Once again, us normies appear to be taking this on board. I’m already starting to see couples walking around town with hands in each other’s jean pockets (extremely Noughties vibes). Meanwhile, on social media, partner soft launches are on the rise, wherein a person hints at a new relationship by posting an ambiguous photo that reveals their partner’s elbow resting on a table or their shoes just in frame.

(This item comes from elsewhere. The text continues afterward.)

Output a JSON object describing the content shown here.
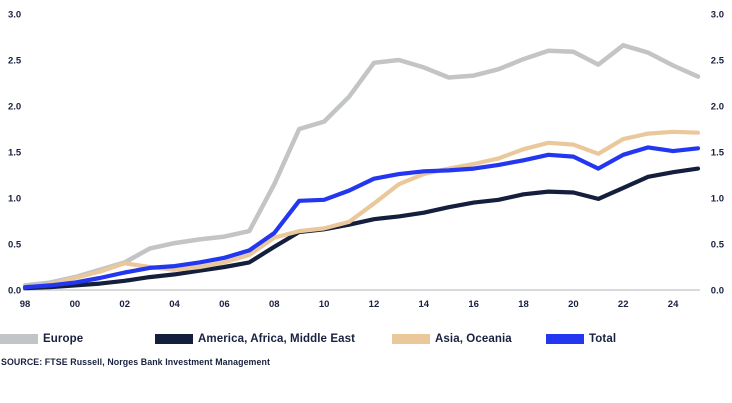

And once they’ve teased the relationship enough to followers, more people are filling their feeds with unabashed PDA. All the things we wouldn’t have dared post a few years ago – matching tattoos (I’ve checked this one off), make out photos on the grid, updates of date nights on stories – are cool again.
There’s something wholesome about the pandemic spawning a renaissance of power couples and the subsequent influx of romance into our own lives. As Brits, we’re a pretty miserable bunch, rarely willing to be so heart-on-the-sleeve vulnerable and so obviously, publicly in love.
But after an uncertain couple of years, it’s understandable that celebrities and Normal People alike are embracing the cosiness of long-term relationships. Whether you’ve found 2021’s power couples (and the PDA that came with it) cringey or exciting, this year’s romantic energy was undeniably about defiance and liberation, drowning out the notes of despair and anxiety we inherited from 2020. We’ve abandoned our pride and embraced full-on, soppy, disgustingly sincere, loud and proud romance. Gross.